I am a patient of Parkland Hospital in Dallas. I am undergoing psychiatric care, surgical care and seeing the pain clinic. I am having a very hard struggle to get the medications I need. I am more often than not given NSAIDs that do nothing for my pain. Hydrocodone, 10/325 helps the pain in my feet and hands while Diazepam is used to relieve anxiety, muscle spasms, and the depression I go through. I also take high doses of Gabapentin for the Neuropathy that has set in.

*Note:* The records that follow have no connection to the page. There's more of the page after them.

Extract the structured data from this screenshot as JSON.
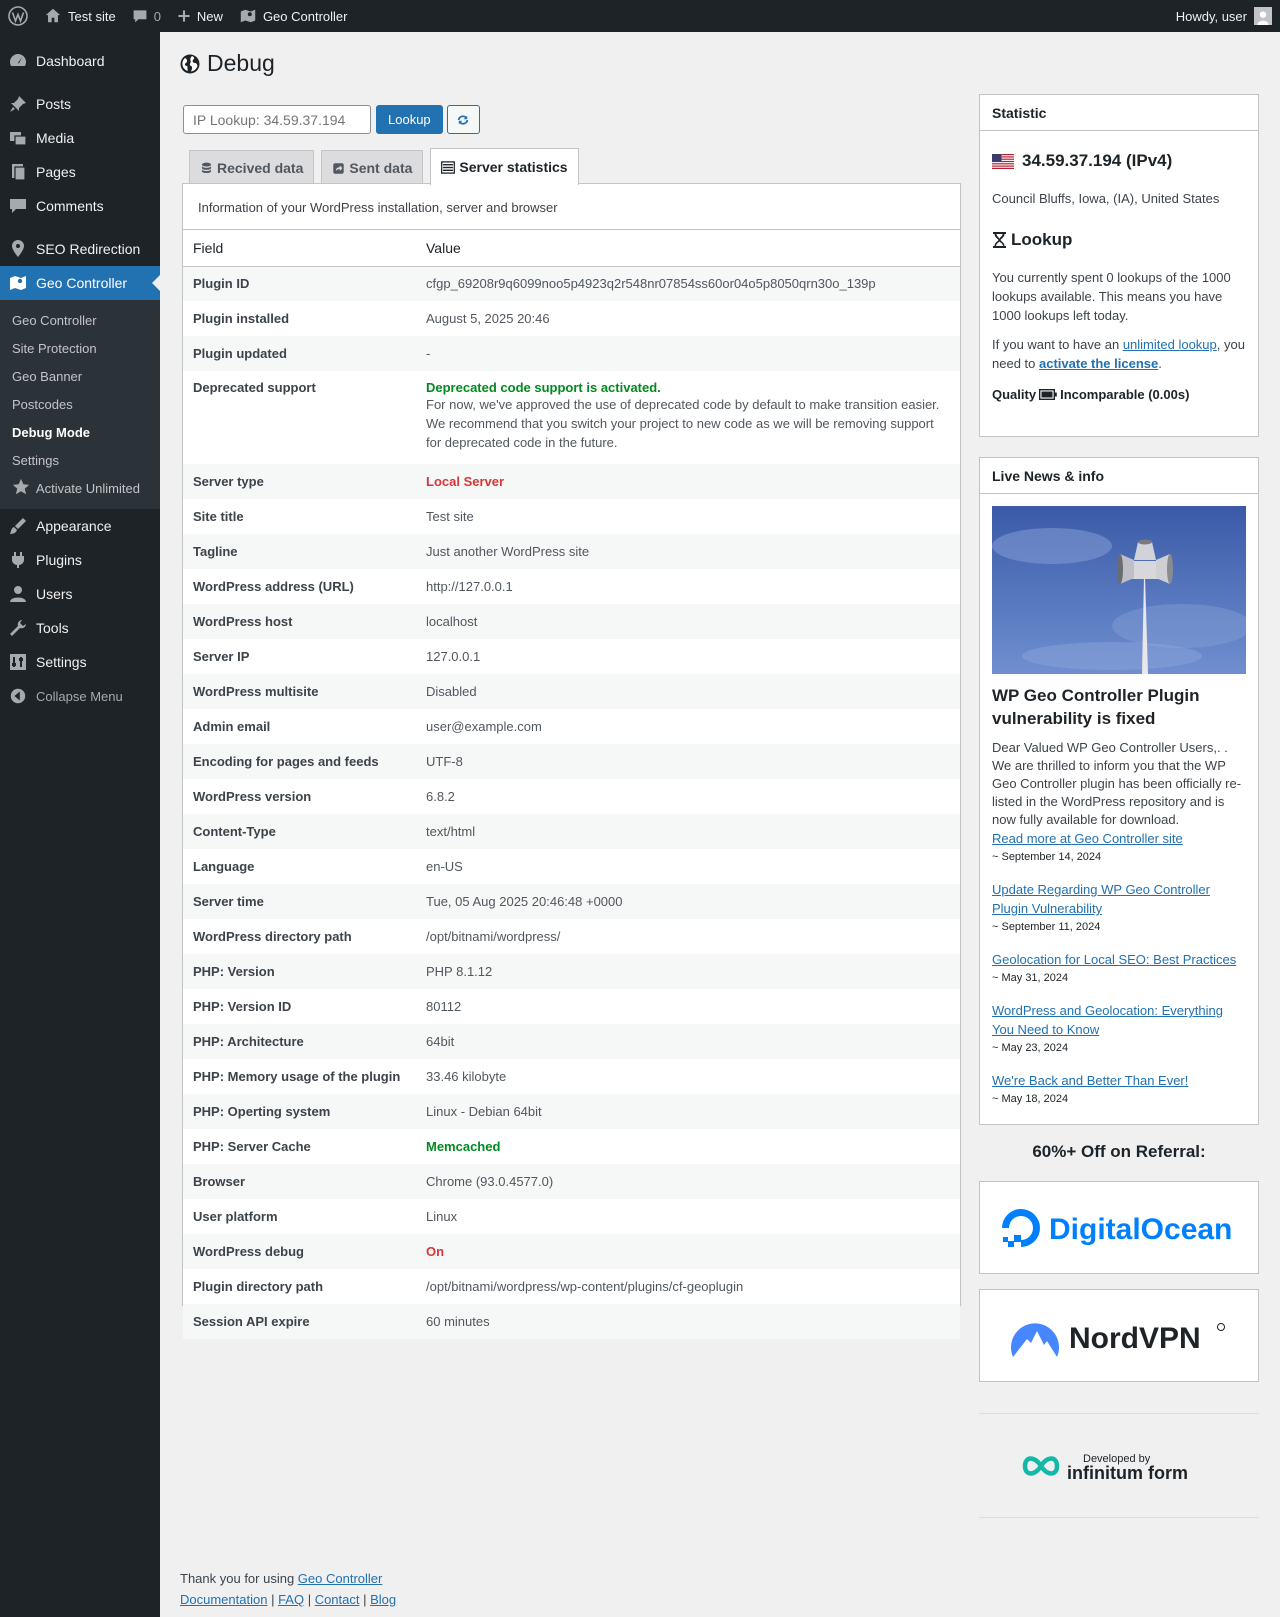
{
  "admin_bar": {
    "site_name": "Test site",
    "comments_count": "0",
    "new_label": "New",
    "plugin_label": "Geo Controller",
    "howdy": "Howdy, user"
  },
  "sidebar": {
    "items": [
      {
        "label": "Dashboard",
        "icon": "dashboard-icon"
      },
      {
        "label": "Posts",
        "icon": "pin-icon"
      },
      {
        "label": "Media",
        "icon": "media-icon"
      },
      {
        "label": "Pages",
        "icon": "pages-icon"
      },
      {
        "label": "Comments",
        "icon": "comment-icon"
      },
      {
        "label": "SEO Redirection",
        "icon": "location-icon"
      },
      {
        "label": "Geo Controller",
        "icon": "map-icon"
      },
      {
        "label": "Appearance",
        "icon": "brush-icon"
      },
      {
        "label": "Plugins",
        "icon": "plugin-icon"
      },
      {
        "label": "Users",
        "icon": "user-icon"
      },
      {
        "label": "Tools",
        "icon": "wrench-icon"
      },
      {
        "label": "Settings",
        "icon": "settings-icon"
      }
    ],
    "submenu": [
      "Geo Controller",
      "Site Protection",
      "Geo Banner",
      "Postcodes",
      "Debug Mode",
      "Settings",
      "Activate Unlimited"
    ],
    "collapse_label": "Collapse Menu"
  },
  "page": {
    "title": "Debug",
    "lookup_placeholder": "IP Lookup: 34.59.37.194",
    "lookup_button": "Lookup",
    "tabs": [
      "Recived data",
      "Sent data",
      "Server statistics"
    ],
    "intro": "Information of your WordPress installation, server and browser",
    "table_headers": {
      "field": "Field",
      "value": "Value"
    },
    "rows": [
      {
        "field": "Plugin ID",
        "value": "cfgp_69208r9q6099noo5p4923q2r548nr07854ss60or04o5p8050qrn30o_139p"
      },
      {
        "field": "Plugin installed",
        "value": "August 5, 2025 20:46"
      },
      {
        "field": "Plugin updated",
        "value": "-"
      },
      {
        "field": "Deprecated support",
        "value": "Deprecated code support is activated.",
        "note": "For now, we've approved the use of deprecated code by default to make transition easier. We recommend that you switch your project to new code as we will be removing support for deprecated code in the future."
      },
      {
        "field": "Server type",
        "value": "Local Server"
      },
      {
        "field": "Site title",
        "value": "Test site"
      },
      {
        "field": "Tagline",
        "value": "Just another WordPress site"
      },
      {
        "field": "WordPress address (URL)",
        "value": "http://127.0.0.1"
      },
      {
        "field": "WordPress host",
        "value": "localhost"
      },
      {
        "field": "Server IP",
        "value": "127.0.0.1"
      },
      {
        "field": "WordPress multisite",
        "value": "Disabled"
      },
      {
        "field": "Admin email",
        "value": "user@example.com"
      },
      {
        "field": "Encoding for pages and feeds",
        "value": "UTF-8"
      },
      {
        "field": "WordPress version",
        "value": "6.8.2"
      },
      {
        "field": "Content-Type",
        "value": "text/html"
      },
      {
        "field": "Language",
        "value": "en-US"
      },
      {
        "field": "Server time",
        "value": "Tue, 05 Aug 2025 20:46:48 +0000"
      },
      {
        "field": "WordPress directory path",
        "value": "/opt/bitnami/wordpress/"
      },
      {
        "field": "PHP: Version",
        "value": "PHP 8.1.12"
      },
      {
        "field": "PHP: Version ID",
        "value": "80112"
      },
      {
        "field": "PHP: Architecture",
        "value": "64bit"
      },
      {
        "field": "PHP: Memory usage of the plugin",
        "value": "33.46 kilobyte"
      },
      {
        "field": "PHP: Operting system",
        "value": "Linux - Debian 64bit"
      },
      {
        "field": "PHP: Server Cache",
        "value": "Memcached"
      },
      {
        "field": "Browser",
        "value": "Chrome (93.0.4577.0)"
      },
      {
        "field": "User platform",
        "value": "Linux"
      },
      {
        "field": "WordPress debug",
        "value": "On"
      },
      {
        "field": "Plugin directory path",
        "value": "/opt/bitnami/wordpress/wp-content/plugins/cf-geoplugin"
      },
      {
        "field": "Session API expire",
        "value": "60 minutes"
      }
    ]
  },
  "statistic": {
    "title": "Statistic",
    "ip": "34.59.37.194 (IPv4)",
    "location": "Council Bluffs, Iowa, (IA), United States",
    "lookup_heading": "Lookup",
    "lookup_text": "You currently spent 0 lookups of the 1000 lookups available. This means you have 1000 lookups left today.",
    "unlimited_pre": "If you want to have an ",
    "unlimited_link": "unlimited lookup",
    "unlimited_mid": ", you need to ",
    "license_link": "activate the license",
    "unlimited_post": ".",
    "quality_label": "Quality",
    "quality_value": "Incomparable (0.00s)"
  },
  "news": {
    "title": "Live News & info",
    "featured_title": "WP Geo Controller Plugin vulnerability is fixed",
    "featured_body": "Dear Valued WP Geo Controller Users,. . We are thrilled to inform you that the WP Geo Controller plugin has been officially re-listed in the WordPress repository and is now fully available for download.",
    "read_more": "Read more at Geo Controller site",
    "featured_date": "~ September 14, 2024",
    "items": [
      {
        "title": "Update Regarding WP Geo Controller Plugin Vulnerability",
        "date": "~ September 11, 2024"
      },
      {
        "title": "Geolocation for Local SEO: Best Practices",
        "date": "~ May 31, 2024"
      },
      {
        "title": "WordPress and Geolocation: Everything You Need to Know",
        "date": "~ May 23, 2024"
      },
      {
        "title": "We're Back and Better Than Ever!",
        "date": "~ May 18, 2024"
      }
    ]
  },
  "referral": {
    "title": "60%+ Off on Referral:",
    "brand1": "DigitalOcean",
    "brand2": "NordVPN",
    "dev_line1": "Developed by",
    "dev_line2": "infinitum form"
  },
  "footer": {
    "thanks": "Thank you for using ",
    "link": "Geo Controller",
    "links": [
      "Documentation",
      "FAQ",
      "Contact",
      "Blog"
    ],
    "sep": " | "
  },
  "colors": {
    "admin_dark": "#1d2327",
    "accent": "#2271b1",
    "green": "#008a20",
    "red": "#d63638",
    "digitalocean": "#0080ff",
    "nordvpn": "#4687ff",
    "infinitum": "#14b8a6"
  }
}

I have been suicidal for many years now. Most doctors do not listen, so I now take information to them from studies that have been done. Most of them still will not read what I present. I had to embarrass my plastic surgeon to take action using liposuction, after I had presented him with just three sheets of large print about Dercums disease, and all most important information highlighted, he told me that he would never find liposuction as a option to treat Dercums disease. I had to tell him that he just read it. He asked "where" I stated i the information I just provided you. The paper also provided all the Doctors names and information on how to contact them. On my next visit to schedule surgery he stated that he had spoken to a Doctor in Sweden who agreed with me.
I am now considered 100% disabled. I am very mad at most Doctors because they are not hearing this information in medical school. They stare at me with a blank face. Then they write a prescription with no knowledge of the disease. I tell them I can not take NSAIDs because they have no effect on me.
How can I reach out to the medical Doctors to inform them of this disease?